With her business partner Beth Davenport, Masterson launched Stockade Studios (a for-profit production studio) and Stockade Works (a nonprofit education and training program for media and technology) in 2016 with the goal of creating a sustainable media economy in the Hudson Valley. They partnered with RUPCO, a local provider of affordable housing and community development programs.
Masterson’s research revealed to succeed as a media hub, the region needed a tax incentive, professional facilities, union support, and trained personnel – and set out to assemble these necessary ingredients. First, they organized support to expand the Empire State Film Production Tax Credit Program to 40%, making the Mid-Hudson Valley competitive with locations like Atlanta, Toronto, and Vancouver.

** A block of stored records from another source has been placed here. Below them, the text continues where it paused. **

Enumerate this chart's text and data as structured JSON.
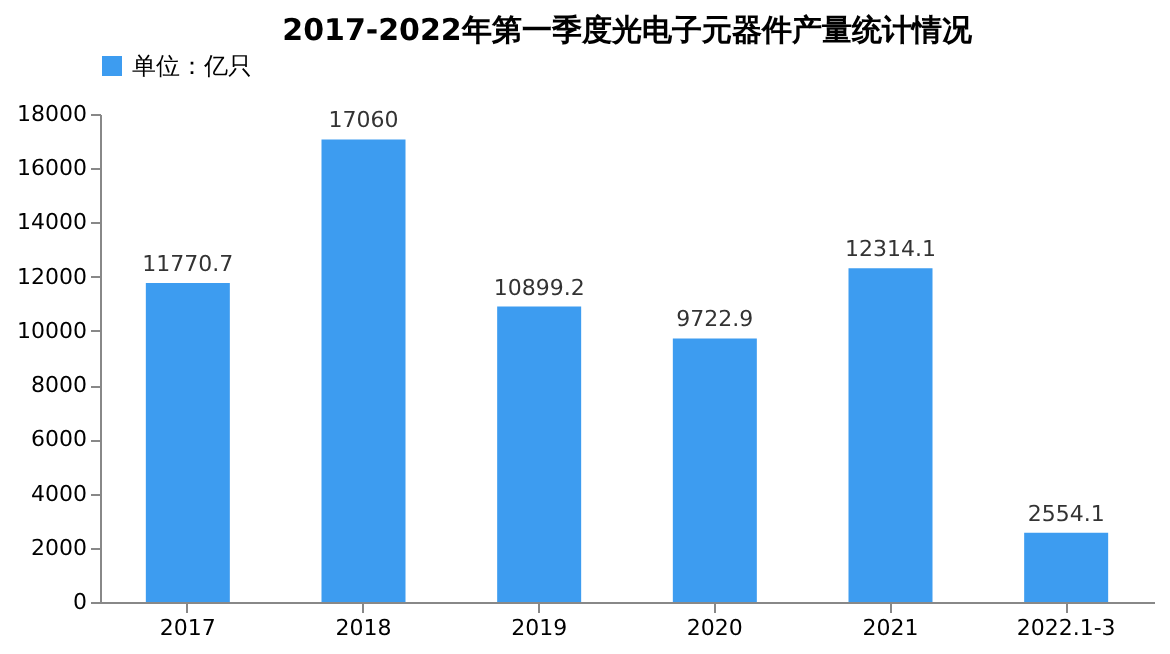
{
  "chart_data": {
    "type": "bar",
    "title": "2017-2022年第一季度光电子元器件产量统计情况",
    "categories": [
      "2017",
      "2018",
      "2019",
      "2020",
      "2021",
      "2022.1-3"
    ],
    "series": [
      {
        "name": "单位：亿只",
        "color": "#3d9cf0",
        "values": [
          11770.7,
          17060,
          10899.2,
          9722.9,
          12314.1,
          2554.1
        ]
      }
    ],
    "ylim": [
      0,
      18000
    ],
    "yticks": [
      0,
      2000,
      4000,
      6000,
      8000,
      10000,
      12000,
      14000,
      16000,
      18000
    ],
    "data_labels": true,
    "grid": false,
    "legend": "top"
  }
}
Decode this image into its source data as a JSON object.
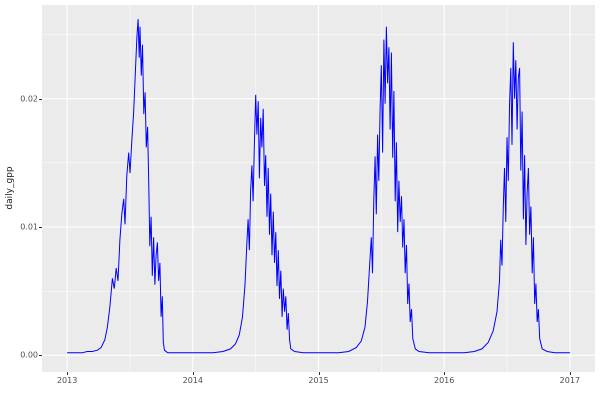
{
  "figure": {
    "background": "#FFFFFF"
  },
  "chart_data": {
    "type": "line",
    "title": "",
    "xlabel": "",
    "ylabel": "daily_gpp",
    "legend": "none",
    "grid": "on",
    "panel_background": "#EBEBEB",
    "grid_major_color": "#FFFFFF",
    "grid_minor_color": "#FFFFFF",
    "line_color": "#0000FF",
    "tick_label_color": "#4D4D4D",
    "tick_mark_color": "#333333",
    "x_domain": [
      2012.8,
      2017.2
    ],
    "y_domain": [
      -0.0013,
      0.0273
    ],
    "x_ticks": [
      {
        "value": 2013,
        "label": "2013"
      },
      {
        "value": 2014,
        "label": "2014"
      },
      {
        "value": 2015,
        "label": "2015"
      },
      {
        "value": 2016,
        "label": "2016"
      },
      {
        "value": 2017,
        "label": "2017"
      }
    ],
    "y_ticks": [
      {
        "value": 0.0,
        "label": "0.00"
      },
      {
        "value": 0.01,
        "label": "0.01"
      },
      {
        "value": 0.02,
        "label": "0.02"
      }
    ],
    "x_minor": [
      2013.5,
      2014.5,
      2015.5,
      2016.5
    ],
    "y_minor": [
      0.005,
      0.015,
      0.025
    ],
    "series": [
      {
        "name": "daily_gpp",
        "points": [
          [
            2013.0,
            0.0002
          ],
          [
            2013.04,
            0.0002
          ],
          [
            2013.08,
            0.0002
          ],
          [
            2013.12,
            0.0002
          ],
          [
            2013.16,
            0.0003
          ],
          [
            2013.2,
            0.0003
          ],
          [
            2013.24,
            0.0004
          ],
          [
            2013.27,
            0.0006
          ],
          [
            2013.3,
            0.0012
          ],
          [
            2013.32,
            0.0022
          ],
          [
            2013.34,
            0.0038
          ],
          [
            2013.36,
            0.006
          ],
          [
            2013.375,
            0.0052
          ],
          [
            2013.39,
            0.0068
          ],
          [
            2013.405,
            0.0058
          ],
          [
            2013.42,
            0.009
          ],
          [
            2013.435,
            0.011
          ],
          [
            2013.45,
            0.0122
          ],
          [
            2013.46,
            0.0102
          ],
          [
            2013.475,
            0.014
          ],
          [
            2013.49,
            0.0158
          ],
          [
            2013.5,
            0.0142
          ],
          [
            2013.515,
            0.0168
          ],
          [
            2013.53,
            0.019
          ],
          [
            2013.545,
            0.0225
          ],
          [
            2013.555,
            0.0248
          ],
          [
            2013.565,
            0.0262
          ],
          [
            2013.573,
            0.0232
          ],
          [
            2013.58,
            0.0256
          ],
          [
            2013.59,
            0.0218
          ],
          [
            2013.6,
            0.0242
          ],
          [
            2013.61,
            0.0188
          ],
          [
            2013.62,
            0.0205
          ],
          [
            2013.63,
            0.0162
          ],
          [
            2013.64,
            0.0178
          ],
          [
            2013.65,
            0.0132
          ],
          [
            2013.658,
            0.0085
          ],
          [
            2013.668,
            0.0108
          ],
          [
            2013.678,
            0.0062
          ],
          [
            2013.688,
            0.0092
          ],
          [
            2013.698,
            0.0055
          ],
          [
            2013.708,
            0.0078
          ],
          [
            2013.718,
            0.0088
          ],
          [
            2013.728,
            0.0058
          ],
          [
            2013.738,
            0.0072
          ],
          [
            2013.748,
            0.003
          ],
          [
            2013.757,
            0.0046
          ],
          [
            2013.765,
            0.001
          ],
          [
            2013.775,
            0.0004
          ],
          [
            2013.8,
            0.0002
          ],
          [
            2013.85,
            0.0002
          ],
          [
            2013.92,
            0.0002
          ],
          [
            2014.0,
            0.0002
          ],
          [
            2014.08,
            0.0002
          ],
          [
            2014.16,
            0.0002
          ],
          [
            2014.24,
            0.0003
          ],
          [
            2014.3,
            0.0005
          ],
          [
            2014.34,
            0.0009
          ],
          [
            2014.37,
            0.0016
          ],
          [
            2014.395,
            0.003
          ],
          [
            2014.415,
            0.0055
          ],
          [
            2014.43,
            0.0088
          ],
          [
            2014.44,
            0.0106
          ],
          [
            2014.45,
            0.0082
          ],
          [
            2014.46,
            0.0128
          ],
          [
            2014.47,
            0.0148
          ],
          [
            2014.48,
            0.012
          ],
          [
            2014.49,
            0.0165
          ],
          [
            2014.5,
            0.0203
          ],
          [
            2014.51,
            0.0172
          ],
          [
            2014.52,
            0.0198
          ],
          [
            2014.53,
            0.0138
          ],
          [
            2014.54,
            0.0185
          ],
          [
            2014.55,
            0.0162
          ],
          [
            2014.56,
            0.0192
          ],
          [
            2014.57,
            0.0132
          ],
          [
            2014.58,
            0.0156
          ],
          [
            2014.59,
            0.0108
          ],
          [
            2014.6,
            0.0146
          ],
          [
            2014.61,
            0.0094
          ],
          [
            2014.62,
            0.0126
          ],
          [
            2014.63,
            0.0078
          ],
          [
            2014.64,
            0.0112
          ],
          [
            2014.65,
            0.0072
          ],
          [
            2014.66,
            0.0096
          ],
          [
            2014.67,
            0.0054
          ],
          [
            2014.68,
            0.0082
          ],
          [
            2014.69,
            0.0044
          ],
          [
            2014.7,
            0.0066
          ],
          [
            2014.71,
            0.003
          ],
          [
            2014.72,
            0.0052
          ],
          [
            2014.73,
            0.0034
          ],
          [
            2014.74,
            0.0046
          ],
          [
            2014.75,
            0.002
          ],
          [
            2014.76,
            0.0033
          ],
          [
            2014.77,
            0.0012
          ],
          [
            2014.78,
            0.0005
          ],
          [
            2014.81,
            0.0003
          ],
          [
            2014.88,
            0.0002
          ],
          [
            2014.95,
            0.0002
          ],
          [
            2015.0,
            0.0002
          ],
          [
            2015.08,
            0.0002
          ],
          [
            2015.16,
            0.0002
          ],
          [
            2015.24,
            0.0003
          ],
          [
            2015.3,
            0.0006
          ],
          [
            2015.34,
            0.0011
          ],
          [
            2015.37,
            0.0022
          ],
          [
            2015.39,
            0.0042
          ],
          [
            2015.41,
            0.0075
          ],
          [
            2015.42,
            0.0092
          ],
          [
            2015.43,
            0.0064
          ],
          [
            2015.44,
            0.0121
          ],
          [
            2015.45,
            0.0155
          ],
          [
            2015.46,
            0.011
          ],
          [
            2015.47,
            0.0172
          ],
          [
            2015.48,
            0.0136
          ],
          [
            2015.49,
            0.0192
          ],
          [
            2015.5,
            0.0226
          ],
          [
            2015.51,
            0.0158
          ],
          [
            2015.52,
            0.0246
          ],
          [
            2015.53,
            0.0196
          ],
          [
            2015.54,
            0.0256
          ],
          [
            2015.55,
            0.0212
          ],
          [
            2015.56,
            0.024
          ],
          [
            2015.57,
            0.0176
          ],
          [
            2015.58,
            0.0236
          ],
          [
            2015.59,
            0.0154
          ],
          [
            2015.6,
            0.0206
          ],
          [
            2015.61,
            0.012
          ],
          [
            2015.62,
            0.0166
          ],
          [
            2015.63,
            0.0096
          ],
          [
            2015.64,
            0.0136
          ],
          [
            2015.65,
            0.0104
          ],
          [
            2015.66,
            0.0124
          ],
          [
            2015.67,
            0.0084
          ],
          [
            2015.68,
            0.0106
          ],
          [
            2015.69,
            0.0064
          ],
          [
            2015.7,
            0.0086
          ],
          [
            2015.71,
            0.004
          ],
          [
            2015.72,
            0.0056
          ],
          [
            2015.73,
            0.0026
          ],
          [
            2015.74,
            0.0036
          ],
          [
            2015.75,
            0.0013
          ],
          [
            2015.77,
            0.0005
          ],
          [
            2015.8,
            0.0003
          ],
          [
            2015.88,
            0.0002
          ],
          [
            2015.95,
            0.0002
          ],
          [
            2016.0,
            0.0002
          ],
          [
            2016.08,
            0.0002
          ],
          [
            2016.16,
            0.0002
          ],
          [
            2016.24,
            0.0003
          ],
          [
            2016.3,
            0.0005
          ],
          [
            2016.35,
            0.001
          ],
          [
            2016.39,
            0.0019
          ],
          [
            2016.42,
            0.0034
          ],
          [
            2016.44,
            0.0058
          ],
          [
            2016.45,
            0.009
          ],
          [
            2016.46,
            0.007
          ],
          [
            2016.47,
            0.0116
          ],
          [
            2016.48,
            0.0146
          ],
          [
            2016.49,
            0.0104
          ],
          [
            2016.5,
            0.017
          ],
          [
            2016.51,
            0.0136
          ],
          [
            2016.52,
            0.0194
          ],
          [
            2016.53,
            0.0224
          ],
          [
            2016.54,
            0.0164
          ],
          [
            2016.55,
            0.0244
          ],
          [
            2016.56,
            0.02
          ],
          [
            2016.57,
            0.023
          ],
          [
            2016.58,
            0.0176
          ],
          [
            2016.59,
            0.0216
          ],
          [
            2016.6,
            0.0224
          ],
          [
            2016.61,
            0.0144
          ],
          [
            2016.62,
            0.019
          ],
          [
            2016.63,
            0.0106
          ],
          [
            2016.64,
            0.0156
          ],
          [
            2016.65,
            0.0086
          ],
          [
            2016.66,
            0.0126
          ],
          [
            2016.67,
            0.0146
          ],
          [
            2016.68,
            0.0094
          ],
          [
            2016.69,
            0.0116
          ],
          [
            2016.7,
            0.0064
          ],
          [
            2016.71,
            0.0092
          ],
          [
            2016.72,
            0.004
          ],
          [
            2016.73,
            0.0056
          ],
          [
            2016.74,
            0.0026
          ],
          [
            2016.75,
            0.0036
          ],
          [
            2016.76,
            0.0013
          ],
          [
            2016.78,
            0.0005
          ],
          [
            2016.82,
            0.0003
          ],
          [
            2016.88,
            0.0002
          ],
          [
            2016.94,
            0.0002
          ],
          [
            2017.0,
            0.0002
          ]
        ]
      }
    ]
  }
}
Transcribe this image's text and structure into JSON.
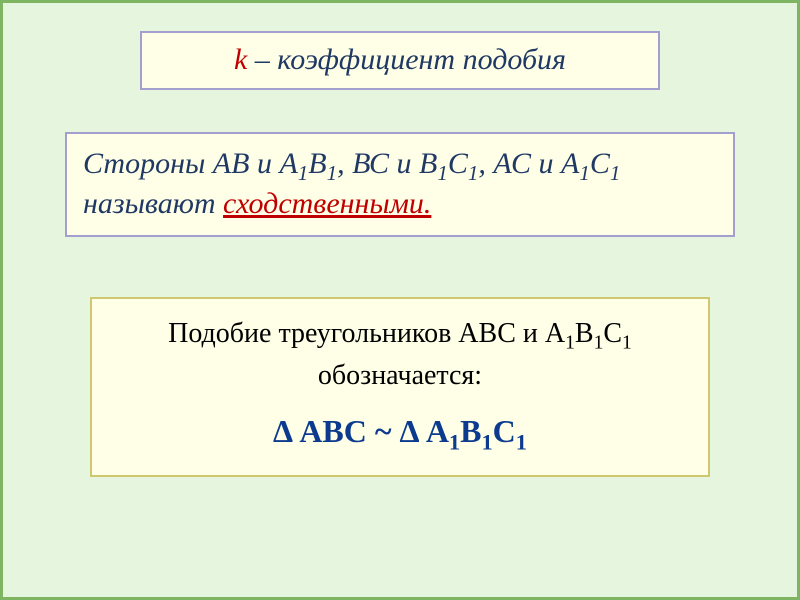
{
  "slide": {
    "background_color": "#e6f5de",
    "border_color": "#7eb562"
  },
  "box1": {
    "background_color": "#feffe6",
    "border_color": "#a59fcf",
    "k_text": "k",
    "k_color": "#c00000",
    "rest_text": " – коэффициент подобия",
    "rest_color": "#1f3864"
  },
  "box2": {
    "background_color": "#feffe6",
    "border_color": "#a59fcf",
    "text_color": "#1f3864",
    "prefix": "Стороны АВ и А",
    "sub1": "1",
    "mid1": "В",
    "sub2": "1",
    "mid2": ", ВС и В",
    "sub3": "1",
    "mid3": "С",
    "sub4": "1",
    "mid4": ", АС и А",
    "sub5": "1",
    "mid5": "С",
    "sub6": "1",
    "mid6": " называют ",
    "underlined_text": "сходственными.",
    "underlined_color": "#c00000"
  },
  "box3": {
    "background_color": "#feffe6",
    "border_color": "#d0c86e",
    "text_color": "#000000",
    "line1_prefix": "Подобие треугольников АВС и А",
    "line1_sub1": "1",
    "line1_mid1": "В",
    "line1_sub2": "1",
    "line1_mid2": "С",
    "line1_sub3": "1",
    "line1_suffix": " обозначается:",
    "formula_color": "#0b3a8f",
    "formula_prefix": "Δ АВС ~ Δ А",
    "formula_sub1": "1",
    "formula_mid1": "В",
    "formula_sub2": "1",
    "formula_mid2": "С",
    "formula_sub3": "1"
  }
}
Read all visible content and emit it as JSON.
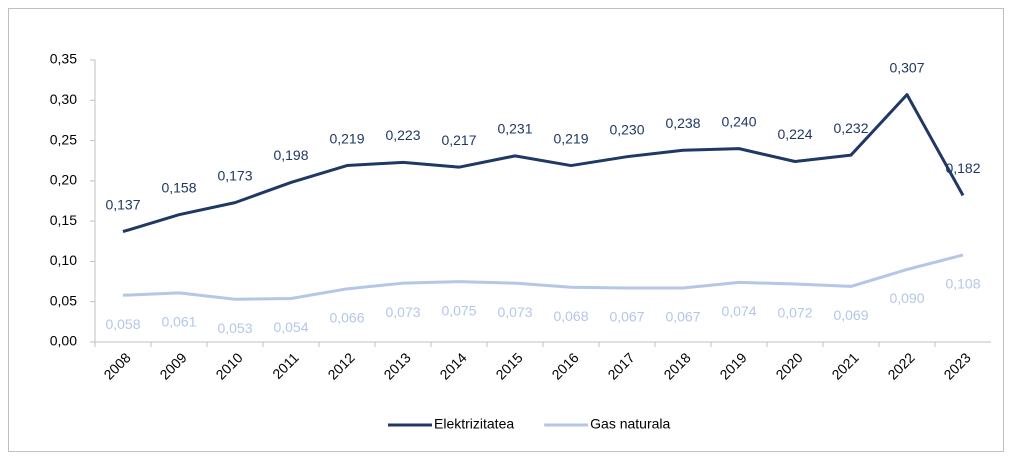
{
  "chart_data": {
    "type": "line",
    "categories": [
      "2008",
      "2009",
      "2010",
      "2011",
      "2012",
      "2013",
      "2014",
      "2015",
      "2016",
      "2017",
      "2018",
      "2019",
      "2020",
      "2021",
      "2022",
      "2023"
    ],
    "series": [
      {
        "name": "Elektrizitatea",
        "color": "#1f3864",
        "values": [
          0.137,
          0.158,
          0.173,
          0.198,
          0.219,
          0.223,
          0.217,
          0.231,
          0.219,
          0.23,
          0.238,
          0.24,
          0.224,
          0.232,
          0.307,
          0.182
        ],
        "value_labels": [
          "0,137",
          "0,158",
          "0,173",
          "0,198",
          "0,219",
          "0,223",
          "0,217",
          "0,231",
          "0,219",
          "0,230",
          "0,238",
          "0,240",
          "0,224",
          "0,232",
          "0,307",
          "0,182"
        ]
      },
      {
        "name": "Gas naturala",
        "color": "#b4c7e7",
        "values": [
          0.058,
          0.061,
          0.053,
          0.054,
          0.066,
          0.073,
          0.075,
          0.073,
          0.068,
          0.067,
          0.067,
          0.074,
          0.072,
          0.069,
          0.09,
          0.108
        ],
        "value_labels": [
          "0,058",
          "0,061",
          "0,053",
          "0,054",
          "0,066",
          "0,073",
          "0,075",
          "0,073",
          "0,068",
          "0,067",
          "0,067",
          "0,074",
          "0,072",
          "0,069",
          "0,090",
          "0,108"
        ]
      }
    ],
    "ylim": [
      0,
      0.35
    ],
    "yticks": [
      {
        "value": 0,
        "label": "0,00"
      },
      {
        "value": 0.05,
        "label": "0,05"
      },
      {
        "value": 0.1,
        "label": "0,10"
      },
      {
        "value": 0.15,
        "label": "0,15"
      },
      {
        "value": 0.2,
        "label": "0,20"
      },
      {
        "value": 0.25,
        "label": "0,25"
      },
      {
        "value": 0.3,
        "label": "0,30"
      },
      {
        "value": 0.35,
        "label": "0,35"
      }
    ],
    "legend": "bottom"
  }
}
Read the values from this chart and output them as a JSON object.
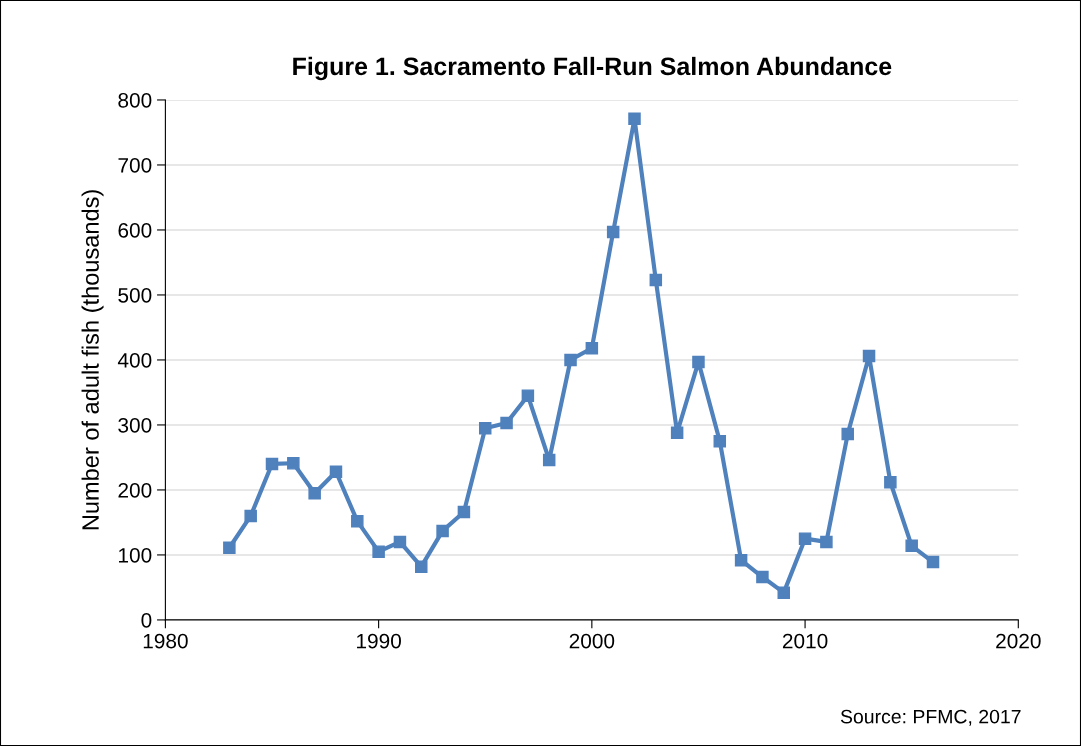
{
  "chart_data": {
    "type": "line",
    "title": "Figure 1. Sacramento Fall-Run Salmon Abundance",
    "ylabel": "Number of adult fish (thousands)",
    "x": [
      1983,
      1984,
      1985,
      1986,
      1987,
      1988,
      1989,
      1990,
      1991,
      1992,
      1993,
      1994,
      1995,
      1996,
      1997,
      1998,
      1999,
      2000,
      2001,
      2002,
      2003,
      2004,
      2005,
      2006,
      2007,
      2008,
      2009,
      2010,
      2011,
      2012,
      2013,
      2014,
      2015,
      2016
    ],
    "series": [
      {
        "color": "#4f81bd",
        "values": [
          111,
          160,
          240,
          241,
          195,
          228,
          152,
          105,
          120,
          82,
          137,
          166,
          295,
          303,
          345,
          246,
          400,
          418,
          597,
          771,
          523,
          288,
          397,
          275,
          92,
          66,
          42,
          125,
          120,
          286,
          406,
          212,
          114,
          89
        ]
      }
    ],
    "xlim": [
      1980,
      2020
    ],
    "xticks": [
      1980,
      1990,
      2000,
      2010,
      2020
    ],
    "ylim": [
      0,
      800
    ],
    "yticks": [
      0,
      100,
      200,
      300,
      400,
      500,
      600,
      700,
      800
    ],
    "grid": "y",
    "marker": "square",
    "line_style": "solid",
    "legend": false,
    "annotations": [
      "Source: PFMC, 2017"
    ]
  }
}
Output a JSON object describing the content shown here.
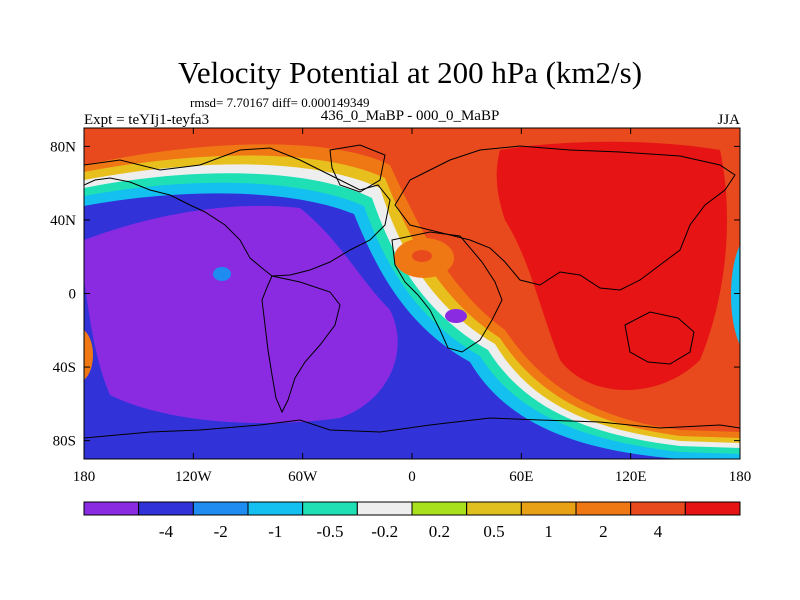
{
  "chart_data": {
    "type": "heatmap",
    "title": "Velocity Potential at 200 hPa (km2/s)",
    "stats": "rmsd= 7.70167 diff= 0.000149349",
    "left_label": "Expt = teYIj1-teyfa3",
    "center_label": "436_0_MaBP - 000_0_MaBP",
    "right_label": "JJA",
    "x_ticks": [
      {
        "lon": -180,
        "label": "180"
      },
      {
        "lon": -120,
        "label": "120W"
      },
      {
        "lon": -60,
        "label": "60W"
      },
      {
        "lon": 0,
        "label": "0"
      },
      {
        "lon": 60,
        "label": "60E"
      },
      {
        "lon": 120,
        "label": "120E"
      },
      {
        "lon": 180,
        "label": "180"
      }
    ],
    "y_ticks": [
      {
        "lat": 80,
        "label": "80N"
      },
      {
        "lat": 40,
        "label": "40N"
      },
      {
        "lat": 0,
        "label": "0"
      },
      {
        "lat": -40,
        "label": "40S"
      },
      {
        "lat": -80,
        "label": "80S"
      }
    ],
    "xlim": [
      -180,
      180
    ],
    "ylim": [
      -90,
      90
    ],
    "colorbar": {
      "colors": [
        "#8a2be2",
        "#3232d9",
        "#1e8cf0",
        "#14c0f0",
        "#1ee0b4",
        "#eeeeee",
        "#a8e01e",
        "#e0c01e",
        "#e8a014",
        "#f07814",
        "#e84a1e",
        "#e61414"
      ],
      "labels": [
        "-4",
        "-2",
        "-1",
        "-0.5",
        "-0.2",
        "0.2",
        "0.5",
        "1",
        "2",
        "4"
      ]
    }
  }
}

Next, they identified a vacant 70,000 square foot building in Kingston, NY1 in a designated arts district and a Qualified Census Tract, and were awarded a $1 million grant from NYS Regional Economic Development Council Initiative to acquire and renovate the facility. The total project budget is $12 million with a capital structure that uses Historic Tax Credits and New Markets Tax Credits, plus $2 million of debt capital. Opening in 2018, the building includes soundstages, equipment rental, post-production facilities, a screening room, event space, and office space.
The majority of jobs in film and TV are blue collar production jobs, and the region is already home to union workers who work in New York City but cannot afford to live there. Masterson is seeking to create a new union zone around Kingston (i.e. a designation used by union film projects to determine per diem rates, driving distances for crew members, and other factors that meaningfully affect the cost of production.)
Lastly, Stockade Works will work with local high schools and vocational schools, and run a boot camp to provide entry level experience, allowing students to fulfill the hard-to-meet prerequisite of 800 on-set hours before sitting for the union test for studio mechanics. In this way, they plan to train a diverse workforce for the future of the entertainment industry.